Intersection of Two Lines

Question

Given equation of two lines in the format Ax+By=C, determine their intersection point. If they are parallel print 'parallel' without quotes. For input/output format refer sample input/output.

Input
1x+1y=1
1x-1y=1

Output
(1.00,0.00)

Input
0x+1y=0
1x+0y=0

Output
(0.00,0.00)

1. -1000000 <= A,B,C <= 1000000.
2. Note their intersection point may not be integer. Print upto two decimal places.
3. Shortest solution wins.

Answer 1

Ruby - 119 chars

a,b,c,d,e,f=(gets+gets).scan(/-?\d+/).map &:to_f
puts (t=a*e-b*d)==0?'parallel':"(%.2f,%.2f)"%[(e*c-b*f)/t,(a*f-c*d)/t]

Answer 2

Python, 148 146 chars

import re
I=raw_input
a,b,p,c,d,q=eval(re.sub('x|y=','.,',I()+','+I()))
D=a*d-b*c
print'(%.2f,%.2f)'%((p*d-q*b)/D,(a*p-c*q)/D)if D else'parallel'

Answer 3

sage - 162 chars

x,y=var('x,y')
e=lambda:eval(raw_input().replace('x','*x').replace('y','*y='))
try:r=solve([e(),e()],[x,y])[0];print`r[0].rhs(),r[1].rhs()`
except:print'parallel'

Answer 4

Python+sympy - 161 chars

from sympy import*
x,y=symbols('xy')
e=lambda:eval(raw_input().replace('x','*x').replace('y=','*y-'))
r=solve([e(),e()],[x,y])
print r and`r[x],r[y]`or'parallel'

Python+sympy - 143 chars (different output format)

from sympy import*
x,y=symbols('xy')
e=lambda:eval(raw_input().replace('x','*x').replace('y=','*y-'))
print solve([e(),e()],[x,y])or'parallel'

output format for 143 char version is slightly different from the spec

In:
1x+1y=1
1x-1y=1

Out:
{x: 1, y: 0}

In:
0x+1y=0
1x+0y=0

Out:
{x: 0, y: 0}

Answer 5

J, 146 132 134 124

echo'parallel'"_`(1|.')(',[:(,',',])&(0j2&":)/[:,,.@{:%.}:)@.([:*@|[:-/ .*}:)|:".>{.`(<@}:@;@(1 2&{))`{:(`:0)"1;:;._2(1!:1)3

Parsing this is awful.

Edit: Realized that my output is basically broken, although it works for the examples given and parallels...

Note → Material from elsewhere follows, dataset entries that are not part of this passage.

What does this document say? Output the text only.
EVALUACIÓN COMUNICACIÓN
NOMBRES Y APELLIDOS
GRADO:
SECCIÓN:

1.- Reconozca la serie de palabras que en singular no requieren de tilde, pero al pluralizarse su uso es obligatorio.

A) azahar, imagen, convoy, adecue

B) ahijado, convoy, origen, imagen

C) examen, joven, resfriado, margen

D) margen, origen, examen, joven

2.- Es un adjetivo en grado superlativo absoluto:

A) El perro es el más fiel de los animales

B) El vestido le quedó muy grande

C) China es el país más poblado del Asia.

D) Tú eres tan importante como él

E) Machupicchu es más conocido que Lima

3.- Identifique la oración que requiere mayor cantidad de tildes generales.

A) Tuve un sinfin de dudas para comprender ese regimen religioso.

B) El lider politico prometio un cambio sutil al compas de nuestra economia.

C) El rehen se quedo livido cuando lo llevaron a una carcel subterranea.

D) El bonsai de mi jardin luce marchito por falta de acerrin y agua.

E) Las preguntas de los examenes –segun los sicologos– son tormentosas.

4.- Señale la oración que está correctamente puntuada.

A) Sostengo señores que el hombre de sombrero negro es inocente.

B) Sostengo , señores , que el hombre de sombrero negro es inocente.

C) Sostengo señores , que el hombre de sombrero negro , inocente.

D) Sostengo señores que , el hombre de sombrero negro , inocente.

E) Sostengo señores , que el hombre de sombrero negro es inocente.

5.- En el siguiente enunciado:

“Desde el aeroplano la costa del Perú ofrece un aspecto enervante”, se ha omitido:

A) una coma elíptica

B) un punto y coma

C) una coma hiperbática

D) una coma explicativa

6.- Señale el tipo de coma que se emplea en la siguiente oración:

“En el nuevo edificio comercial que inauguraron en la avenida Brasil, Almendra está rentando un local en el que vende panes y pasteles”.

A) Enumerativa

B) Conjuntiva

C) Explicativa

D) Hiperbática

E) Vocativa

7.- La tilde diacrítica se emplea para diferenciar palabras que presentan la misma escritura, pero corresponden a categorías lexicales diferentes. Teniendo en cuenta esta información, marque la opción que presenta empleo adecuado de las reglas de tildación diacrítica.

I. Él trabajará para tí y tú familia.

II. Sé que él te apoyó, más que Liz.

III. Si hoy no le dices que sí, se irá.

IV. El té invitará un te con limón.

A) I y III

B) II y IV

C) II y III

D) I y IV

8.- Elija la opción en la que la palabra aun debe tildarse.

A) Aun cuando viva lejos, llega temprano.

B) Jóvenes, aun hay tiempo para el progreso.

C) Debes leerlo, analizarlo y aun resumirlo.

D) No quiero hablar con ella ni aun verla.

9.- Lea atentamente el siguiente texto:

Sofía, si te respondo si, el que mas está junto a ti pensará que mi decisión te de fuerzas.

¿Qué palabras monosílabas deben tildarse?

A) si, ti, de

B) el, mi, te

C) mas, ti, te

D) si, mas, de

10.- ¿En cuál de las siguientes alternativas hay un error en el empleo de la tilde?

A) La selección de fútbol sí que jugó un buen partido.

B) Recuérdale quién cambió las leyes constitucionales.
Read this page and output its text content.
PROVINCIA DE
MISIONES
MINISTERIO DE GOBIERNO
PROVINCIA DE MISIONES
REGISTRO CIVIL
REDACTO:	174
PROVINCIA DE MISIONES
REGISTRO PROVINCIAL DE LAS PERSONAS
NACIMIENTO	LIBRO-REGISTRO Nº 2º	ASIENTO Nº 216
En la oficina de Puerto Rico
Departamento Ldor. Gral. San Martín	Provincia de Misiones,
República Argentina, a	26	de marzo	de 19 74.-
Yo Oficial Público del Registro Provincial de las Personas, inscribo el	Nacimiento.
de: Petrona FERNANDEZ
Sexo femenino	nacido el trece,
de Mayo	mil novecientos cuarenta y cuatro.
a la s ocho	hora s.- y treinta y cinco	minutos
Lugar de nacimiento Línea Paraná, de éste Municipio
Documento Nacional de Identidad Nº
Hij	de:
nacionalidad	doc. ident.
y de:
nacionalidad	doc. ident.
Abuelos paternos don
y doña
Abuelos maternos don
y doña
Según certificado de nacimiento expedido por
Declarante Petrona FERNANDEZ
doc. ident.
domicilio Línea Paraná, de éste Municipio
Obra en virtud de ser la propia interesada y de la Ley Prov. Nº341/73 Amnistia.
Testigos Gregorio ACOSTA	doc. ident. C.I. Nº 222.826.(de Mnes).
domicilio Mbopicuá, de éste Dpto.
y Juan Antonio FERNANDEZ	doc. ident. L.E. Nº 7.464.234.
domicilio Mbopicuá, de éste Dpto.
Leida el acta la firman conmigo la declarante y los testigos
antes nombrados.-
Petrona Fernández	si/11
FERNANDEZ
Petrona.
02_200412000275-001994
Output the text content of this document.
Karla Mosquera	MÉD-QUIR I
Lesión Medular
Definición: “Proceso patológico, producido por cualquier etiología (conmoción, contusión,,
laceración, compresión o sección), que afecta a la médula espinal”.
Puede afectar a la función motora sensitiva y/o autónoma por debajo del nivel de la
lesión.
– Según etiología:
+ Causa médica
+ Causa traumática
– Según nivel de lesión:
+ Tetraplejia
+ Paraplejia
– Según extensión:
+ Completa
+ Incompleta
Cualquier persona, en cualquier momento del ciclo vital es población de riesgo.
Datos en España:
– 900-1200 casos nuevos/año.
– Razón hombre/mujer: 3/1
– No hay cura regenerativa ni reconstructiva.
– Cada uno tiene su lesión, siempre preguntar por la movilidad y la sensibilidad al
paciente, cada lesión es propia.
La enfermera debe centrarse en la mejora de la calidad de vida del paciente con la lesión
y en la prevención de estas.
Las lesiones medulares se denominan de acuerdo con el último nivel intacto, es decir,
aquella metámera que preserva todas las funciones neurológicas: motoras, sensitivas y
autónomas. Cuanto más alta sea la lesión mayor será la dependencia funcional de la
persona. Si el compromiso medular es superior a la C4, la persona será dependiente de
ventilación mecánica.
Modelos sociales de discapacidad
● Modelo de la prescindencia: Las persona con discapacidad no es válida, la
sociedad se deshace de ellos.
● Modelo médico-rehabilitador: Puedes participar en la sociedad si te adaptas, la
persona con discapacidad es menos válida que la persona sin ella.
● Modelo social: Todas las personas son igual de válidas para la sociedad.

Edit: Posting the shorter version I already had.

Edit: Fixed without too much pain...

Edit: Fixed a weird issue where the program was spread across multiple lines.

Somewhat ungolfed version:

words =: ;:;._2(1!:1)3
NB. Leverage J's parser itself to split each line into e.g. ax + by = c
lines =: ".>{.`(<@}:@;@(1 2&{))`{:(`:0)"1 words
NB. Use a 3-part gerund (`) to get boxed strings 'ax';'b';'c', unbox and parse
calc_and_format =: 1|.')(',[:(,',',])&(0j2&":)/[:,,.@{:%.}:
NB. %. (matrix multiply) first two rows (a d/b e) by third row turned (c/f)
NB. And then format laboriously. 0j2&": formats numbers with 2 decimals.
det_nonzero =: [:*@|[:-/ .*}:
NB. 1 if determinant (-/ .*) of (a b/d e) is nonzero (*@|)
echo'parallel'"_`calc_and_format@.det_nonzero|: lines
NB. transpose parsed input to get (a d/b e/c f). 
NB. If det_nonzero, call calc_and_format, otherwise constant 'parallel'
NB. Print

Answer 6

OCaml + Batteries, 163 characters

As straightforward as it gets:

Scanf.scanf"%fx%fy=%f\n%fx%fy=%f\n"Float.(fun a b c d e
f->Printf.(fun u->if u=0.then printf"parallel"else
printf"(%.2f,%.2f)"((b*f-c*e)/u)((d*c-a*f)/u))(b*d-a*e))

Edit:

• Initial version, 169
• Use Batteries for delimited overloading of operators, 164
• Lambda binding of u, 163

Answer 7

C-149 bytes

Not much of golfing just the basics.

float a,b,c,d,m,n,t;main(){scanf("%fx%fy=%f%fx%fy=%f",&a,&b,&m,&c,&d,&n);t=b*c-a*d;t?printf("(%.2f,%.2f)",(b*n-d*m)/t,(c*m-a*n)/t):puts("parallel");}

Here is the ideone link for testing.

Instead of printing 'parallel' an alternative could be to print the orthogonal distance between the lines when they are parallel.

Answer 8

Vyxal, 10 bytes

∆Q:[vt|`ċ₃

Try it Online!

8 if the format can be ⟨ ⟨ `x` | xval ⟩ | ⟨ `y` | yval ⟩ ⟩ . Returns fraction representation of all numbers if not integer.

Explained

∆Q:[vt|`ċ₃
∆Q          # Solve the two input equations simultaneously
  :[        # If there's a solution
    vt      #   get the last values of each two item tuple
      |`ċ₃  # else, push the string "parallel"